A Índia e a China concordaram na terça -feira para retomar os vôos diretos e fortalecer os fluxos comerciais e de investimento ao reestruturar as relações danificadas pelo conflito de fronteira de 2020.
O gigante asiático está fortalecendo cuidadosamente seu relacionamento com a realização de uma série de visitas bilaterais de alto nível contra o cenário da política externa imprevisível do presidente Donald Trump.
O Ministério das Relações Exteriores da Índia disse que os dois países retomarão voos diretos e aumentarão o comércio e o investimento, incluindo a retomada do comércio de fronteiras em três pontos designados e o promoverá com vistos.
Os vôos diretos foram suspensos desde a pandemia covid-19 de 2020. Nenhuma data para a reabertura foi dada.
A última declaração ocorreu no final de uma visita de dois dias a Nova Délhi para a 24ª consulta com o consultor da Segurança Nacional da Índia (NSA) Ajit Doval, o ministro das Relações Exteriores Wang Yi visitou Nova Délhi por dois dias e para resolver disputas fronteiriças há várias décadas.
As negociações nas fronteiras abordam questões relacionadas aos dois países que puxam as tropas reunidas nas fronteiras do Himalaia, limites de fronteira e questões de fronteira, disse o Ministério da Índia.

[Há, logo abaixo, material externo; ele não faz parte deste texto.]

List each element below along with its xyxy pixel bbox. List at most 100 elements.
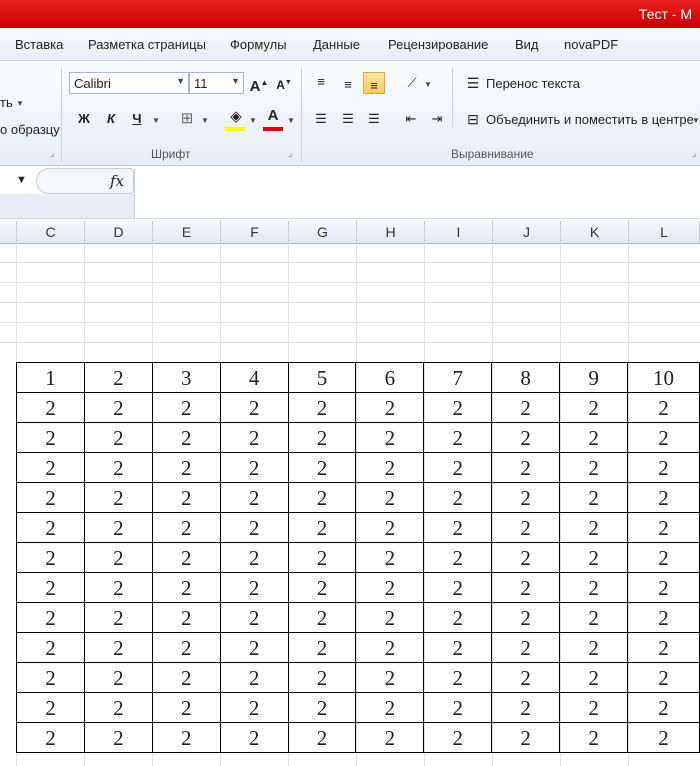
table-cell[interactable]: 2 [287, 452, 357, 483]
table-cell[interactable]: 2 [355, 482, 425, 513]
table-cell[interactable]: 2 [627, 392, 700, 423]
table-cell[interactable]: 2 [559, 722, 629, 753]
table-cell[interactable]: 2 [16, 662, 85, 693]
table-cell[interactable]: 2 [219, 632, 289, 663]
table-cell[interactable]: 2 [219, 692, 289, 723]
column-header[interactable]: D [85, 221, 153, 243]
table-cell[interactable]: 2 [151, 392, 221, 423]
chevron-down-icon[interactable]: ▼ [287, 116, 295, 125]
borders-icon[interactable]: ⊞ [176, 108, 198, 130]
table-cell[interactable]: 8 [491, 362, 561, 393]
align-middle-icon[interactable]: ≡ [337, 74, 359, 96]
table-cell[interactable]: 2 [559, 662, 629, 693]
table-cell[interactable]: 10 [627, 362, 700, 393]
align-left-icon[interactable]: ☰ [310, 108, 332, 130]
table-cell[interactable]: 2 [83, 632, 153, 663]
text-orientation-icon[interactable]: ⟋ [401, 72, 423, 94]
table-cell[interactable]: 2 [423, 482, 493, 513]
table-cell[interactable]: 2 [355, 692, 425, 723]
table-cell[interactable]: 2 [491, 422, 561, 453]
table-cell[interactable]: 2 [151, 722, 221, 753]
format-painter-button-label[interactable]: о образцу [0, 122, 60, 137]
dialog-launcher-icon[interactable]: ⌟ [692, 149, 700, 158]
shrink-font-button[interactable]: A▼ [273, 72, 295, 94]
table-cell[interactable]: 2 [151, 632, 221, 663]
table-cell[interactable]: 2 [355, 392, 425, 423]
table-cell[interactable]: 2 [83, 452, 153, 483]
table-cell[interactable]: 3 [151, 362, 221, 393]
table-cell[interactable]: 2 [355, 722, 425, 753]
tab-data[interactable]: Данные [313, 37, 360, 52]
table-cell[interactable]: 2 [287, 392, 357, 423]
table-cell[interactable]: 2 [355, 602, 425, 633]
wrap-text-icon[interactable]: ☰ [462, 72, 484, 94]
table-cell[interactable]: 2 [559, 512, 629, 543]
table-cell[interactable]: 2 [151, 542, 221, 573]
table-cell[interactable]: 2 [423, 542, 493, 573]
table-cell[interactable]: 2 [151, 572, 221, 603]
table-cell[interactable]: 2 [16, 692, 85, 723]
table-cell[interactable]: 2 [287, 542, 357, 573]
table-cell[interactable]: 2 [627, 422, 700, 453]
table-cell[interactable]: 2 [151, 692, 221, 723]
table-cell[interactable]: 2 [627, 512, 700, 543]
insert-function-button[interactable]: fx [110, 172, 124, 190]
row-header-corner[interactable] [0, 221, 17, 243]
table-cell[interactable]: 2 [287, 632, 357, 663]
table-cell[interactable]: 2 [355, 572, 425, 603]
column-header[interactable]: H [357, 221, 425, 243]
table-cell[interactable]: 2 [559, 482, 629, 513]
table-cell[interactable]: 2 [423, 602, 493, 633]
table-cell[interactable]: 2 [627, 482, 700, 513]
table-cell[interactable]: 2 [491, 632, 561, 663]
wrap-text-button[interactable]: Перенос текста [486, 76, 580, 91]
table-cell[interactable]: 2 [559, 692, 629, 723]
table-cell[interactable]: 2 [491, 452, 561, 483]
table-cell[interactable]: 2 [16, 572, 85, 603]
table-cell[interactable]: 2 [491, 722, 561, 753]
table-cell[interactable]: 2 [16, 602, 85, 633]
column-header[interactable]: I [425, 221, 493, 243]
chevron-down-icon[interactable]: ▼ [249, 116, 257, 125]
table-cell[interactable]: 2 [287, 662, 357, 693]
table-cell[interactable]: 2 [423, 662, 493, 693]
column-header[interactable]: G [289, 221, 357, 243]
table-cell[interactable]: 2 [287, 512, 357, 543]
underline-button[interactable]: Ч [126, 108, 148, 130]
table-cell[interactable]: 2 [219, 392, 289, 423]
table-cell[interactable]: 2 [151, 662, 221, 693]
table-cell[interactable]: 2 [16, 452, 85, 483]
table-cell[interactable]: 2 [151, 422, 221, 453]
merge-center-icon[interactable]: ⊟ [462, 108, 484, 130]
table-cell[interactable]: 2 [16, 482, 85, 513]
dialog-launcher-icon[interactable]: ⌟ [288, 149, 297, 158]
table-cell[interactable]: 2 [491, 662, 561, 693]
chevron-down-icon[interactable]: ▼ [201, 116, 209, 125]
table-cell[interactable]: 2 [627, 662, 700, 693]
table-cell[interactable]: 2 [355, 662, 425, 693]
align-right-icon[interactable]: ☰ [363, 108, 385, 130]
table-cell[interactable]: 2 [83, 392, 153, 423]
table-cell[interactable]: 2 [83, 422, 153, 453]
table-cell[interactable]: 2 [491, 512, 561, 543]
table-cell[interactable]: 2 [559, 602, 629, 633]
table-cell[interactable]: 2 [355, 422, 425, 453]
table-cell[interactable]: 2 [627, 602, 700, 633]
table-cell[interactable]: 2 [627, 452, 700, 483]
table-cell[interactable]: 4 [219, 362, 289, 393]
table-cell[interactable]: 2 [16, 392, 85, 423]
table-cell[interactable]: 2 [559, 572, 629, 603]
table-cell[interactable]: 2 [219, 512, 289, 543]
font-color-button[interactable]: A [262, 105, 284, 127]
table-cell[interactable]: 2 [219, 542, 289, 573]
font-size-combo[interactable]: 11 ▼ [189, 72, 244, 94]
table-cell[interactable]: 2 [423, 692, 493, 723]
increase-indent-icon[interactable]: ⇥ [426, 108, 448, 130]
table-cell[interactable]: 2 [491, 482, 561, 513]
table-cell[interactable]: 2 [219, 422, 289, 453]
name-box-dropdown-icon[interactable]: ▼ [16, 174, 27, 186]
chevron-down-icon[interactable]: ▼ [692, 116, 700, 125]
table-cell[interactable]: 2 [83, 572, 153, 603]
table-cell[interactable]: 2 [219, 572, 289, 603]
table-cell[interactable]: 2 [627, 542, 700, 573]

Os dois países concordaram em estabelecer um grupo de trabalho para consultar e coordenar questões de fronteira, conforme declarado em um comunicado do Ministério das Relações Exteriores do Ministério das Relações Exteriores da China, divulgado na quarta -feira.

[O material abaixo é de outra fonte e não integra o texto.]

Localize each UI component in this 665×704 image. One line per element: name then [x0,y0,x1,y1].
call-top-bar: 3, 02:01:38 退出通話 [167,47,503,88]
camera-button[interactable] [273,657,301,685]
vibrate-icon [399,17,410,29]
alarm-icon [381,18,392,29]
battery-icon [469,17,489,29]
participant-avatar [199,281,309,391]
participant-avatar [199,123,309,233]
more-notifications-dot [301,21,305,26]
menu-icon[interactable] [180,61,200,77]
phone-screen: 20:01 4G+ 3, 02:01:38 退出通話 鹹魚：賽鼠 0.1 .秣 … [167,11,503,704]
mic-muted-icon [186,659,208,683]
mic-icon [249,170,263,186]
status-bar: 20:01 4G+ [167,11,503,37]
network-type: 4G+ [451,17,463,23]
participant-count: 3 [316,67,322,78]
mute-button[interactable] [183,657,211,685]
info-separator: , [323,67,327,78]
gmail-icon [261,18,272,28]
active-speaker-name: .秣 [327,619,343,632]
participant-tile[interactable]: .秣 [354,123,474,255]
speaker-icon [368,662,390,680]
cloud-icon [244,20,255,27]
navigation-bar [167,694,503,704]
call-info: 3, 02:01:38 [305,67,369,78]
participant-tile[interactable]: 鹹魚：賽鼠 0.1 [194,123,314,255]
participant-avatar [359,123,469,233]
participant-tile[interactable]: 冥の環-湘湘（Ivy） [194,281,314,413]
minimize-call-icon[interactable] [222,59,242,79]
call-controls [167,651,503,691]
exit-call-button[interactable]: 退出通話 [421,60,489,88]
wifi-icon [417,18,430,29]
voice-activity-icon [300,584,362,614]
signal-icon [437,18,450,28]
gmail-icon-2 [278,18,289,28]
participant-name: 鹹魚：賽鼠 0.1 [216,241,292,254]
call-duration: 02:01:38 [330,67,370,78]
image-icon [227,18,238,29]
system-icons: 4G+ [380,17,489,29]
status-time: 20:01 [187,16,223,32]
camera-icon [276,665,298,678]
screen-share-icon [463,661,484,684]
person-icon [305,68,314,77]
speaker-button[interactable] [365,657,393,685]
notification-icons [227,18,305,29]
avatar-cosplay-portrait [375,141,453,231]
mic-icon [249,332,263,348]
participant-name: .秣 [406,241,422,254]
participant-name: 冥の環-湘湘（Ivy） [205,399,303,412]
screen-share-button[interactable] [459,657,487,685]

Ele disse que o mecanismo expandiria o discurso para cobrir as partes oriental e central da fronteira. Enquanto isso, outra consulta no setor ocidental será realizada o mais rápido possível, disse o ministério.
Pequim também disse que os dois países concordaram em se reunir novamente na China em 2026.
“As conexões estáveis, previsíveis e construtivas entre a Índia e a China contribuirão muito para a paz e a prosperidade regionais e globais”, postou o primeiro -ministro Narendra Modi em X depois de conhecer o rei.
Modi está programado para viajar para a China no final deste mês e participará do cume da Agência de Cooperação de Xangai. Esta é a minha primeira visita ao país em mais de sete anos.
Barragem do Tibete
Uma leitura do Ministério das Relações Exteriores da China disse a Doval que “o desenvolvimento estável e saudável das relações China-Indiano está nos interesses fundamentais do povo de ambos os países”.
Ambos os lados “precisam fortalecer a confiança mútua e expandir a cooperação através do diálogo”, disse Wang, acrescentando que o consenso deve ser direcionado a áreas como controle de fronteiras e negociações de limites.
A Índia disse que o ministro das Relações Exteriores Subramaniyam Jaishankar enfatizou em uma reunião com as preocupações da Wang India em relação à Megadam China, que é construída no rio Yarungu Zambo do Tibete.
Yarlung Zangbo se tornará Brahmaputra enquanto flui para linhas de vida de milhões de pessoas, Índia e Bangladesh.
A barragem afetou os estados baixos da margem do rio, e a necessidade de “transparência máxima” foi fortemente enfatizada, disse Nova Délhi.
Em resposta, a China concordou em compartilhar as informações de fluxo de água de emergência da Índia sobre rios relacionados aos princípios humanitários, disse o Ministério das Relações Exteriores da China.
Ambos os lados concordaram em se envolver em mecanismos de nível de especialista para rios transfronteiriços e manter as comunicações para atualizar os acordos de relatórios de inundações, informou o ministério.
As autoridades chinesas disseram anteriormente que os projetos hidrelétricos no Tibete não terão um grande impacto no meio ambiente ou no suprimento de água a jusante, mas a Índia e Bangladesh ainda estão levantando preocupações.
Na terça -feira, fontes indianas disseram que o rei garantiu a Jaishankar que Pequim estava abordando três preocupações indianas.
O Ministério da Mineração e Mineração da Índia e o Ministério do Comércio da China não responderam imediatamente aos pedidos de comentários.